‘Molecular characterization’ errors lead to retraction from medicinal chemistry journal

The European Journal of Medicinal Chemistry has published a curious retraction notice for a paper in its February 2012 issue from a group of Indian scientists.

The abstract of the article,”Proton-pumping-ATPase-targeted antifungal activity of cinnamaldehyde based sulfonyl tetrazoles,” is still available on Medline:

Here’s what the abstract of the paper said about the study:

Azoles are generally fungistatic, and resistance to fluconazole is emerging in several fungal pathogens. We designed a series of cinnamaldehyde based sulfonyl tetrazole derivatives. To further explore the antifungal activity, in vitro studies were conducted against 60 clinical isolates and 6 standard laboratory strains of Candida. The rapid irreversible action of these compounds on fungal cells suggested a membrane-located target for their action. Results obtained indicate plasma membrane H(+)-ATPase as site of action of the synthesized compounds. Inhibition of H(+)-ATPase leads to intracellular acidification and cell death. Presence of chloro and nitro groups on the sulfonyl pendant has been demonstrated to be a key structural element of antifungal potency. SEM micrographs of treated Candida cells showed severe cell breakage and alterations in morphology.

But the analysis seems to have suffered a fatal flaw or two, although the precise nature of those glitches isn’t clear from the retraction statement:

This article has been retracted at the request of the Authors.

The authors have retracted this article because of errors relating to molecule characterization reported in the text. The authors express their sincere apologies for this oversight.

We’re guessing that faulty “molecular characterization” rises above, say, that involved in slipping on black ice or adding a tablespoon of salt in a recipe that calls instead for sugar. But is it fair to assume that what the authors are trying to say is that their “series of cinnamaldehyde based sulfonyl tetrazole derivatives” was not, in fact, those substances? If so, that would seem like a pretty monumental mischaracterization, yes?

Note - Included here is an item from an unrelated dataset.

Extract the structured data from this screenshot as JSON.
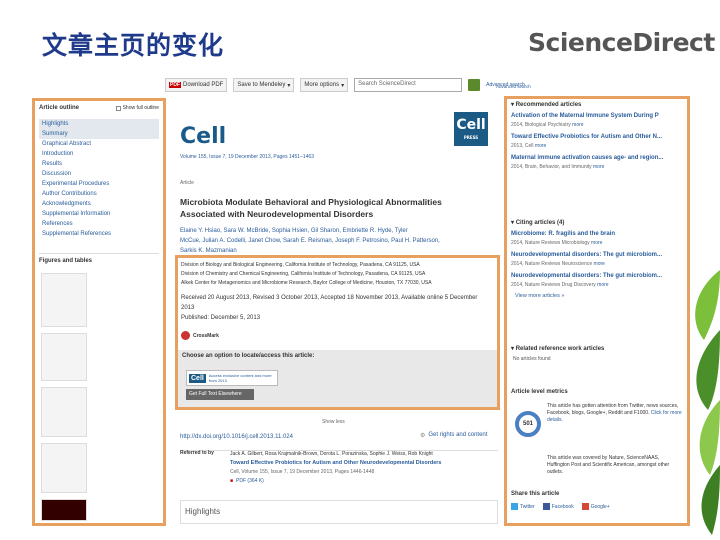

We’ve contacted the corresponding author of the paper, and will update with anything we find out.

0 thoughts on “‘Molecular characterization’ errors lead to retraction from medicinal chemistry journal”

  1. Trying to be reasonable, I would guess that some of the compounds were misidentified- basically since they are synthesizing the compounds, they need to perform the syntheses and then validate the products. If they misidentify some of the products, or for example their cinnamaldehyde stock was not what they thought it was, that could be the issue. Remember the retraction that was because of a mislabeled chemical stock? Some sort of metal based catalyst for some reaction- they attributed it to a metal that had not been previously known to perform the reaction but their stock of a chemical- a legacy stock from another lab or something- was mislabeled. I think I read about this at “In the Pipeline”.

  2. When I use the term “molecular characterization” in my work, I normally mean the identification of strains or species by sequencing, e.g. of their rDNA or ITS sequences. So, my guess is that the Candida strains and isolates were not correctly identified or mixed up.

  3. This is actually very odd. The main finding of this study was that some compounds exhibit antifungal activity. Even if the compounds turned out to have different structures than originally thought, it should have no bearing on their antifungal activity. Why not just correct the structures and let the paper live?
    BTW: Assigning a wrong structure to a compound is not uncommon. Every organic chemist dreads this because when it does happen all of the sudden many other organic chemists claim that the mistake was avoidable. Typical Monday morning quarterbacking.

  4. Agree with what’s been said re: ease of misidentification. Even research supply vendors are not immune to this. Another possibility is a previously missed contaminant unrelated to their compounds that was responsible for activity – certainly wouldn’t be first time. I do wonder if rather cryptic nature of notice is on part of authors or journal.

  5. There’s a difference between “molecule characterization” and “molecular characterization”… isn’t there? That is, the original statement appears to say they mischaracterized a molecule. Maybe the compound causing instant cell destruction wasn’t a cinnamaldehyde at all, but a cyanide.

  6. It`s important that the authors expressed their sincere apologies for this oversight. Everyone can make mistakes, but it`s fundamental to know when and where did they happen so they won`t occur again.